Da quel momento in poi, lui registra solo parecchia confusione. «Mi sono sentito sott’acqua, è come se fossi entrato in una stanza vuota. Non potevo sapere che era dovuto alla lesione del timpano». Lui non prende la targa e non lo fanno neanche i suoi amici per un semplice motivo: la bicicletta di Fusto ha una telecamera attaccata sul manubrio che in quel momento, però, non è accesa. «Me ne sono reso conto solo più tardi, ero convinto che avesse registrato tutto – prosegue il 47enne – Sappiamo soltanto che era alto circa 1.85 e che la prima lettera della targa della sua macchina era la B». Ferito e in stato confusionale va in ospedale, a Paternò, e lì dopo una radiografia e una tac gli forniscono la prognosi.

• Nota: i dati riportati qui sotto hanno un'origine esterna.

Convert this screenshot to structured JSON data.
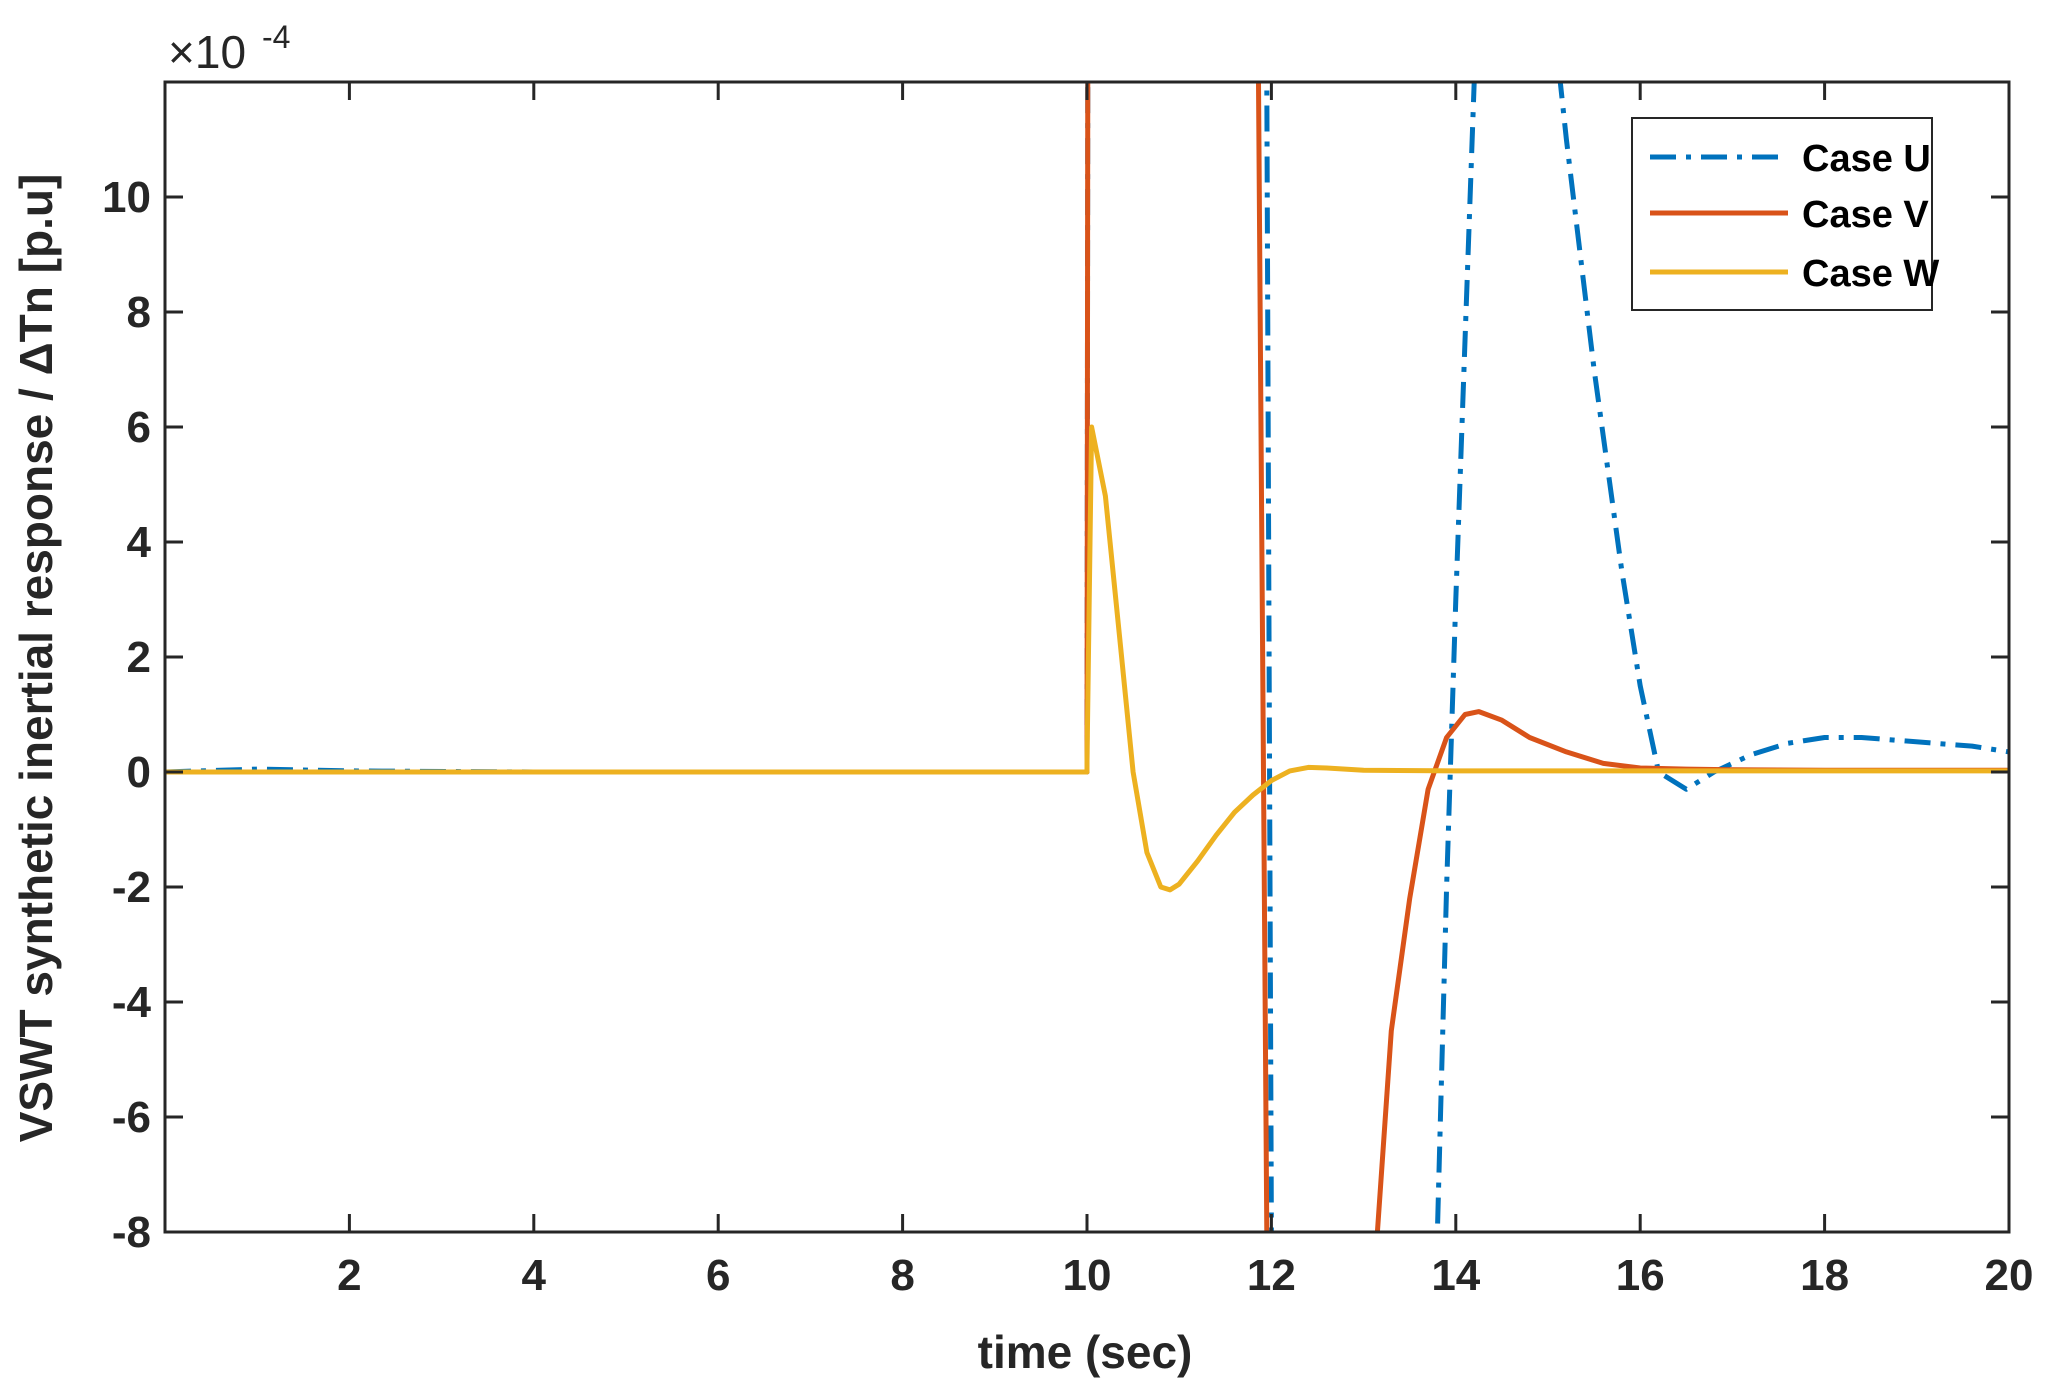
{
  "chart_data": {
    "type": "line",
    "xlabel": "time (sec)",
    "ylabel": "VSWT synthetic inertial response / ΔTn [p.u]",
    "y_multiplier_base": "×10",
    "y_multiplier_exp": "-4",
    "xlim": [
      0,
      20
    ],
    "ylim": [
      -8,
      12
    ],
    "xticks": [
      "2",
      "4",
      "6",
      "8",
      "10",
      "12",
      "14",
      "16",
      "18",
      "20"
    ],
    "yticks": [
      "-8",
      "-6",
      "-4",
      "-2",
      "0",
      "2",
      "4",
      "6",
      "8",
      "10"
    ],
    "xtick_values": [
      2,
      4,
      6,
      8,
      10,
      12,
      14,
      16,
      18,
      20
    ],
    "ytick_values": [
      -8,
      -6,
      -4,
      -2,
      0,
      2,
      4,
      6,
      8,
      10
    ],
    "grid": false,
    "legend_position": "top-right",
    "series": [
      {
        "name": "Case U",
        "color": "#0072BD",
        "style": "dash-dot",
        "x": [
          0,
          1,
          2,
          4,
          6,
          8,
          10,
          10.01,
          11.9,
          11.95,
          12.0,
          12.01,
          13.5,
          13.8,
          13.9,
          14.0,
          14.2,
          14.3,
          15.0,
          15.2,
          15.5,
          15.8,
          16.0,
          16.2,
          16.5,
          16.8,
          17.2,
          17.6,
          18.0,
          18.4,
          18.8,
          19.2,
          19.6,
          20.0
        ],
        "y": [
          0,
          0.05,
          0.02,
          0,
          0,
          0,
          0,
          14,
          14,
          12,
          -8,
          -12,
          -12,
          -8,
          -2,
          3,
          12,
          14,
          14,
          11,
          7,
          3.5,
          1.5,
          0,
          -0.3,
          0,
          0.3,
          0.5,
          0.6,
          0.6,
          0.55,
          0.5,
          0.45,
          0.35
        ]
      },
      {
        "name": "Case V",
        "color": "#D95319",
        "style": "solid",
        "x": [
          0,
          2,
          4,
          6,
          8,
          10,
          10.0,
          10.01,
          11.85,
          11.86,
          11.95,
          11.97,
          13.1,
          13.15,
          13.3,
          13.5,
          13.7,
          13.9,
          14.1,
          14.25,
          14.5,
          14.8,
          15.2,
          15.6,
          16.0,
          16.5,
          17.0,
          18.0,
          19.0,
          20.0
        ],
        "y": [
          0,
          0,
          0,
          0,
          0,
          0,
          0,
          14,
          14,
          12,
          -8,
          -12,
          -12,
          -8,
          -4.5,
          -2.2,
          -0.3,
          0.6,
          1.0,
          1.05,
          0.9,
          0.6,
          0.35,
          0.15,
          0.07,
          0.05,
          0.04,
          0.03,
          0.03,
          0.03
        ]
      },
      {
        "name": "Case W",
        "color": "#EDB120",
        "style": "solid",
        "x": [
          0,
          2,
          4,
          6,
          8,
          10,
          10.0,
          10.05,
          10.2,
          10.35,
          10.5,
          10.65,
          10.8,
          10.9,
          11.0,
          11.2,
          11.4,
          11.6,
          11.8,
          12.0,
          12.2,
          12.4,
          12.6,
          13.0,
          14.0,
          16.0,
          18.0,
          20.0
        ],
        "y": [
          0,
          0,
          0,
          0,
          0,
          0,
          0.2,
          6.0,
          4.8,
          2.4,
          0.0,
          -1.4,
          -2.0,
          -2.05,
          -1.95,
          -1.55,
          -1.1,
          -0.7,
          -0.4,
          -0.15,
          0.02,
          0.08,
          0.07,
          0.03,
          0.02,
          0.02,
          0.02,
          0.02
        ]
      }
    ]
  }
}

«Quando sono uscito sono andato immediatamente dai carabinieri di Motta a presentare la mia denuncia. Mi hanno detto che proveranno a risalire al mio aggressore dalle immagini delle telecamere di videosorveglianza piazzate nella zona». Ai carabinieri di Paternò, da cui dipendono quelli mottesi, però, questa denuncia non risulta. «Soffro di una malattia rara — conclude l’uomo — Per me andare in bici, oltre che una passione, è anche un modo per prendermi cura di me. Ora però è come se io avessi paura di farlo. Prendermi a pugni in quel modo è stata una carognata: non mi sarei mai difeso, perché non sono il tipo, ma avrei provato a parare il colpo se non fossi stato poggiato al guard rail. Lui invece ha agito quando io non potevo fare niente. E quando i miei amici erano lontani». Lui, spiega, non vuole trasformarla in una contesa tra ciclisti e automobilisti, perché è consapevole che chi è su due ruote debba rispettare il codice della strada tanto quanto chi va su quattro, senza intralciare gli altri viaggiatori. «Voglio solo dire che è stato un atto di violenza insensato. Non si può arrivare a questi livelli di odio nei confronti di chi sta sulla strada».